Comme le fameux Amy d’Asif KAPADIA, Whitney souligne combien il est difficile de parvenir au firmament de son art en toute sérénité dans un monde qui flirte avec les paradis artificiels. Pourtant, contrairement à la chanteuse anglaise, la reine de la soul américaine a entretenu pendant des années l’image d’une femme épanouie qui avait tout pour elle : la passion, la gloire et la beauté. Sa mort tragique à 48 ans a toutefois démontré combien sa déchéance avait été douloureuse. L’intelligence du film que lui consacre le réalisateur de Marley réside dans le fait que la vérité met beaucoup de temps à y éclater et qu’il la laisse apparaître telle qu’elle a fini par s’imposer à lui, à force d’interviewer des témoins dont la sincérité et l’unanimité lui paraissaient douteux. Sans dévoiler la conclusion sordide de son enquête, il convient de souligner l’intérêt de cette démarche qui consiste pour un documentariste à s’effacer derrière son sujet lorsque la réalité ne cadre pas avec ce qu’il en escomptait.
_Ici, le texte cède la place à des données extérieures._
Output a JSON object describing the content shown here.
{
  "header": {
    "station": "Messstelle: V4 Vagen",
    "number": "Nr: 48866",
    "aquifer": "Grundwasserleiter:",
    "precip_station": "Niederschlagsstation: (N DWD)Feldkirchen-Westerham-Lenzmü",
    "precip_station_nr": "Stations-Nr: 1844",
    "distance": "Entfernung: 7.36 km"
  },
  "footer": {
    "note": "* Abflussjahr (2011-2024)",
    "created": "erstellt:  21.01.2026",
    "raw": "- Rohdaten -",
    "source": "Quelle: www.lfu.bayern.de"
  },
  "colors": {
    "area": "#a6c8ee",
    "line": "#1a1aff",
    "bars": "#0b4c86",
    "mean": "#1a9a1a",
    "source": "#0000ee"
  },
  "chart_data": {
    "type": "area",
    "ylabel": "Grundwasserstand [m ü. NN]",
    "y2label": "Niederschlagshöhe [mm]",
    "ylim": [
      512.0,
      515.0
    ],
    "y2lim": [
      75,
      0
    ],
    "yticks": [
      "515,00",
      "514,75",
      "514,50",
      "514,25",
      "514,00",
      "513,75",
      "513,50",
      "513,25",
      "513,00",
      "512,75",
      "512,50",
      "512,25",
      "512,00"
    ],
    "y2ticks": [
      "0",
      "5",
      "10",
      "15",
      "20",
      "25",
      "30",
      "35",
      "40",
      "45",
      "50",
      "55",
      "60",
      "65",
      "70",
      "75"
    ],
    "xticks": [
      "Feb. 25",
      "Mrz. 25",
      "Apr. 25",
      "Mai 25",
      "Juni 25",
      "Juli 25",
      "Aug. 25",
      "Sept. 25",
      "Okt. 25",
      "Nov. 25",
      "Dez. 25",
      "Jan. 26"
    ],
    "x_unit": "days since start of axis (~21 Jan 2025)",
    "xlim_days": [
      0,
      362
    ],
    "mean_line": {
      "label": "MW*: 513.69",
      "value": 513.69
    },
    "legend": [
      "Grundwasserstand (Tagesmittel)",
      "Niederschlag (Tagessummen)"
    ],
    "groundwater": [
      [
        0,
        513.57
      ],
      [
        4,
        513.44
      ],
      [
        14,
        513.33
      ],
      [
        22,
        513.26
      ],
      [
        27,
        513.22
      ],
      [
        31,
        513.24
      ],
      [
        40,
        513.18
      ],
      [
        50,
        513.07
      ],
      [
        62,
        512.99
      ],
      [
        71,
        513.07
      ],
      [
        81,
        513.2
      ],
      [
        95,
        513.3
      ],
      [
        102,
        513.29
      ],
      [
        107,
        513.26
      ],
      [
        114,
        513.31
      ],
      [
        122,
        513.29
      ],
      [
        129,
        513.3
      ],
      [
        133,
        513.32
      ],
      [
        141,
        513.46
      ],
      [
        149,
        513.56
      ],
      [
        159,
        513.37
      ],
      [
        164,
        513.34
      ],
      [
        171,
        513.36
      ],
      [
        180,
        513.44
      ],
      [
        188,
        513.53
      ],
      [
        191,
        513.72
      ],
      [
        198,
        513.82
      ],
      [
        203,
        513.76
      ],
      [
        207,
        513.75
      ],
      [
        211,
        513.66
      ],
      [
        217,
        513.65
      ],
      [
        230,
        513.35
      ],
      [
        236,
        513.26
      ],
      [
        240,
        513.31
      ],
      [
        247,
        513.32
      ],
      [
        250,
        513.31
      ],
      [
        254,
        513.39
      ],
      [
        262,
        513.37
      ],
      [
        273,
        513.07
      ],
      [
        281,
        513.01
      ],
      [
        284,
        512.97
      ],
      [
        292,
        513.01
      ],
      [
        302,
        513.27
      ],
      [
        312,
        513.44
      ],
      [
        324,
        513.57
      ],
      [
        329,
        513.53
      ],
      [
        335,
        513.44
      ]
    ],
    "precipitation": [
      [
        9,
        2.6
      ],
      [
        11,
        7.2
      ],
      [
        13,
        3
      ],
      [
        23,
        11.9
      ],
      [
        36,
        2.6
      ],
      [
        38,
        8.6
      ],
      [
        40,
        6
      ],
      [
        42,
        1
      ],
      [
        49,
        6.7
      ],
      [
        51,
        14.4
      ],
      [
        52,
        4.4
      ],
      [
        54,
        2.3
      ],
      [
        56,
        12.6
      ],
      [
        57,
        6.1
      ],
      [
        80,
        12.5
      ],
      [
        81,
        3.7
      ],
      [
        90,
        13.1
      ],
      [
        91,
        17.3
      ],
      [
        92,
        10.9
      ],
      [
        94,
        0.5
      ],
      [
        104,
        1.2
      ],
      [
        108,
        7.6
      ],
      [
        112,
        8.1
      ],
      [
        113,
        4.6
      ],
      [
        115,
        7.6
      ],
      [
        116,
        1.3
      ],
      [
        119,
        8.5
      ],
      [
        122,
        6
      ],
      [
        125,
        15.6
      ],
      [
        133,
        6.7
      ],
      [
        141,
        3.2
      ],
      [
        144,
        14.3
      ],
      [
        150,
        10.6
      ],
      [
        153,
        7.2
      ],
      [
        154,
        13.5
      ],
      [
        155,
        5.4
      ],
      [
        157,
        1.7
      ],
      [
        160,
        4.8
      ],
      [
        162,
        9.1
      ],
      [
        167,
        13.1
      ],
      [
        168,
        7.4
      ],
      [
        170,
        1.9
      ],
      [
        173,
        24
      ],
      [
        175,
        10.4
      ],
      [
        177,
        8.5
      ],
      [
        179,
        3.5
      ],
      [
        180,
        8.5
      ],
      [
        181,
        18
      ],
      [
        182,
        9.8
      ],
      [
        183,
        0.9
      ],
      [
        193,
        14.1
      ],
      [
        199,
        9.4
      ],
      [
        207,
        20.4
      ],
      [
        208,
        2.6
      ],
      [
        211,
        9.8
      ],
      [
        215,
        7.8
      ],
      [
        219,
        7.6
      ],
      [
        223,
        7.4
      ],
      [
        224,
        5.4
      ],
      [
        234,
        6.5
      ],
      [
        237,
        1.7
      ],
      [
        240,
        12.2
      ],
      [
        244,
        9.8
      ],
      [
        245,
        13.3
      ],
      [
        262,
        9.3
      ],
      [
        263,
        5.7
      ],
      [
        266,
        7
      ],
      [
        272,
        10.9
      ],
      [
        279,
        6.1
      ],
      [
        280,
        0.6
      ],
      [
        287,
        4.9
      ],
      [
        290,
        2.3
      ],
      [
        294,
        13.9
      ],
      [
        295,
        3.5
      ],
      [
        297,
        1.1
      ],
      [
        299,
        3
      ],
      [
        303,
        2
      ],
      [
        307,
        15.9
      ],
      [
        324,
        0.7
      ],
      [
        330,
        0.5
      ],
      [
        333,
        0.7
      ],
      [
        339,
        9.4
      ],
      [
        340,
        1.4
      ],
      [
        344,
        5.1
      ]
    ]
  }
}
Une quête rigoureuse et interactive qui a donné lieu naguère à l’un des meilleurs films consacrés à un chanteur : le fameux Sugar Man de Malik BENDJELLOUL. Whitney s’impose comme une formidable plongée dans un monde régi par une omerta collective où le mythe étant plus flatteur que la vérité, c’est lui qu’il convient de perpétuer, comme le préconise John Ford dans la fameuse sentence de L’Homme qui tua Liberty Valance : « Quand la légende dépasse la réalité, alors on publie la légende. »
Critique de Jean-Philippe GUERAND
Film documentaire britannique de Kevin MacDONALD (2018), avec Whitney HOUSTON, Bobby BROWN, Cissy HOUSTON. 2h.